Il fait chaud aujourd'hui, il est encore tôt, mais les gens sont déjà dehors à profiter des premiers rayons du soleil. L'hiver a été rude cette année. Je ne suis pas beaucoup sorti, le manque de manteau, et d'habit chaud m'en ont empéchés.
Devant la maison de ma mère et de son nouveau mari, je reste immobile, je ne suis plus sur de moi, qu'elle va être la réaction de ce beau-père qui pour je ne sais qu'elle raison ne peut pas me supporter. Je sonne à la porte et j'attends.
Personne ne se lève pour ouvrir, seul un "ENTREZ" me réponds.

La maison de mon enfance est toujours aussi délabrée , elle est encore plus sale depuis que je suis partie, je ne suis plus là pour faire le ménage.

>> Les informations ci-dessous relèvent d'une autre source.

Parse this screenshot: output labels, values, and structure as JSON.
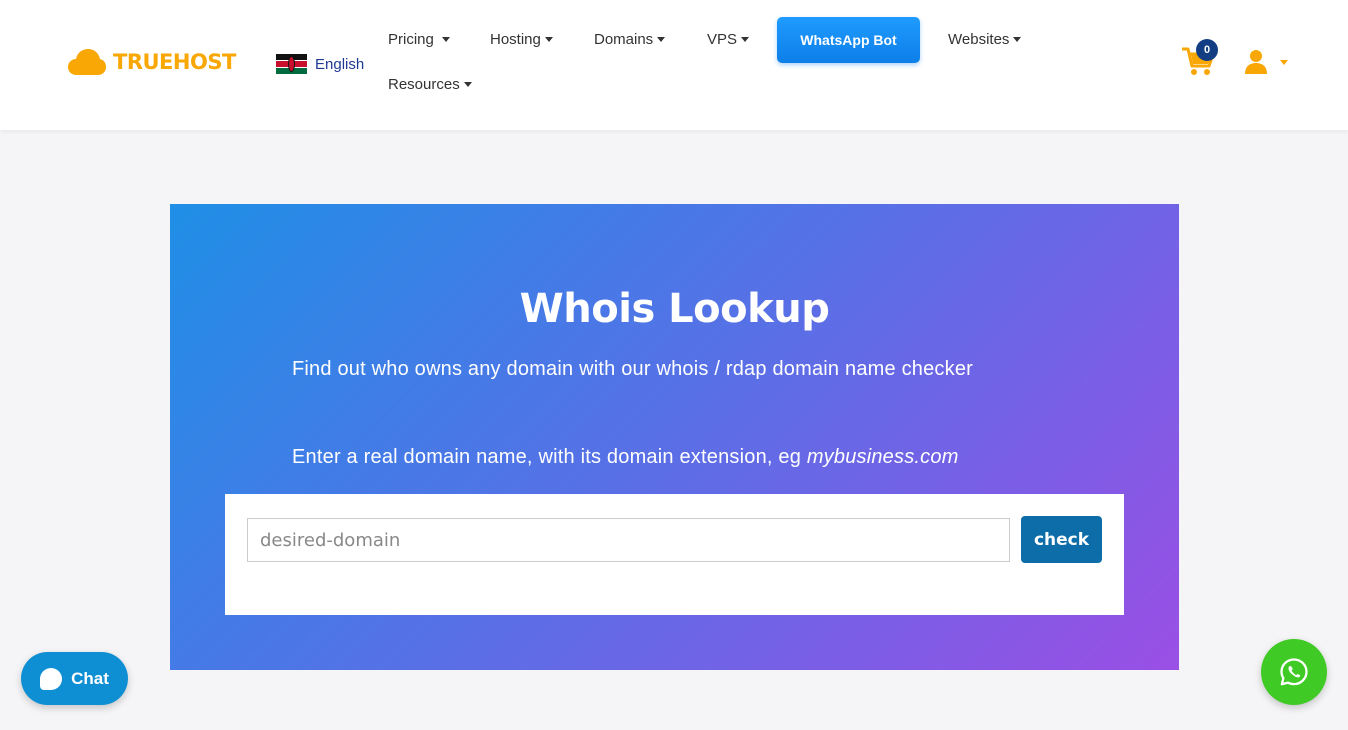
{
  "header": {
    "logo_text": "TRUEHOST",
    "language": "English",
    "nav": [
      {
        "label": "Pricing"
      },
      {
        "label": "Hosting"
      },
      {
        "label": "Domains"
      },
      {
        "label": "VPS"
      },
      {
        "label": "Websites"
      },
      {
        "label": "Resources"
      }
    ],
    "whatsapp_bot_label": "WhatsApp Bot",
    "cart_count": "0"
  },
  "hero": {
    "title": "Whois Lookup",
    "description": "Find out who owns any domain with our whois / rdap domain name checker",
    "hint_prefix": "Enter a real domain name, with its domain extension, eg ",
    "hint_example": "mybusiness.com",
    "search_placeholder": "desired-domain",
    "check_label": "check"
  },
  "chat": {
    "label": "Chat"
  },
  "colors": {
    "brand": "#f9a704",
    "nav_blue": "#1f3a93",
    "whatsapp_button": "#1f9bff",
    "check_button": "#0d6da8",
    "whatsapp_fab": "#3fca25",
    "hero_gradient_start": "#1f8fe6",
    "hero_gradient_end": "#9a4fe5"
  },
  "icons": [
    "cloud-logo-icon",
    "kenya-flag-icon",
    "cart-icon",
    "user-icon",
    "chat-bubble-icon",
    "whatsapp-icon"
  ]
}
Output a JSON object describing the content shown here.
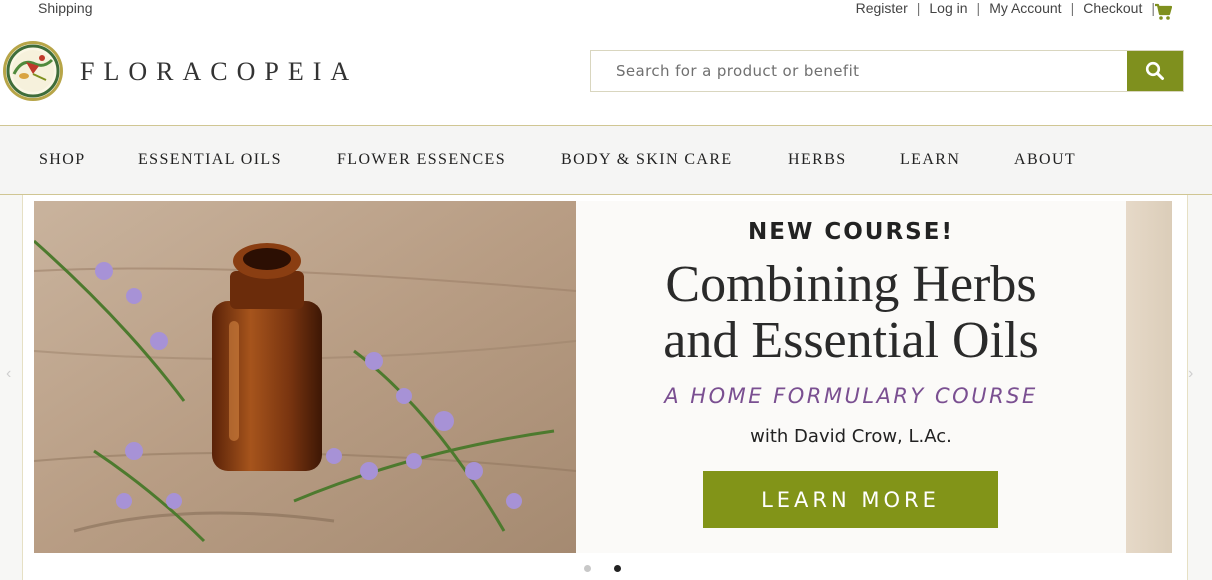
{
  "topbar": {
    "shipping": "Shipping",
    "links": [
      "Register",
      "Log in",
      "My Account",
      "Checkout"
    ],
    "separator": "|",
    "cart_icon": "shopping-cart-icon"
  },
  "header": {
    "brand": "FLORACOPEIA",
    "logo_icon": "hummingbird-logo",
    "search": {
      "placeholder": "Search for a product or benefit",
      "value": ""
    },
    "search_icon": "search-icon"
  },
  "nav": {
    "items": [
      "SHOP",
      "ESSENTIAL OILS",
      "FLOWER ESSENCES",
      "BODY & SKIN CARE",
      "HERBS",
      "LEARN",
      "ABOUT"
    ]
  },
  "slide": {
    "kicker": "NEW COURSE!",
    "headline_line1": "Combining Herbs",
    "headline_line2": "and Essential Oils",
    "subline": "A HOME FORMULARY COURSE",
    "byline": "with David Crow, L.Ac.",
    "cta": "LEARN MORE"
  },
  "slider": {
    "total": 2,
    "active": 2
  },
  "colors": {
    "accent": "#7f901e",
    "cta": "#829418",
    "subline": "#7a4f91",
    "border": "#d0c693"
  }
}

-Bonjour maman, c'est moi Annie.
-Tiens mais voilà la catin des bourgeois!
-Bonjour Monsieur.

Il n'a jamais voulu que je l'appelle par son prénom. Il a exigé dès le début que je l'appelle Monsieur.
Mon père est mort, il y a 5 ans, j'avais 15 ans et mon monde s'écroulait, il était mon pilier, mon plus grand fan, tandis que ma mère me regardait à peine.
Il est partit comme tous les matins à la mine, une explosion, un éboulement , vingt morts dont mon père, quand son chef est venu avertir ma mère, je ne pouvais y croire, pour moi mon père était un roc. Ma mère est entrée dans une grande dépression. J'ai dû arrêter mes études pour subvenir à nos besoins, pendant qu'elle pleurait toute la journée.
la vie n'était pas rose, mais je n'étais pas malheureuse non plus. Jusqu'à ce qu'un ami, un collègue de mon père entre dans nos vies. Depuis ce jour, je suis devenue l'esclave, la fille de cet homme mort adoré de tous. Je n'ai jamais compris pourquoi il avait voulu se marier avec ma mère, il n'est pas affectueux avec elle, il n'a pas de gestes tendres. Tout ce que je sais c'est que je suis partie dès que j'en ai eu l'opportunité.

-Tu tombes bien, le sol est dégoutant, il faudrait le laver.
Voilà pourquoi je ne viens jamais dans cette maison, il en profite toujours pour me faire travailler.
Ma mère reste là, à me regarder, sans rien dire. Même pas un bonjour, je ne reviendrais plus, je prends la lourde décision ne plus revoir ma mère, cette femme qui m'a mise au monde et qui pourtant fait comme si je n'existais pas.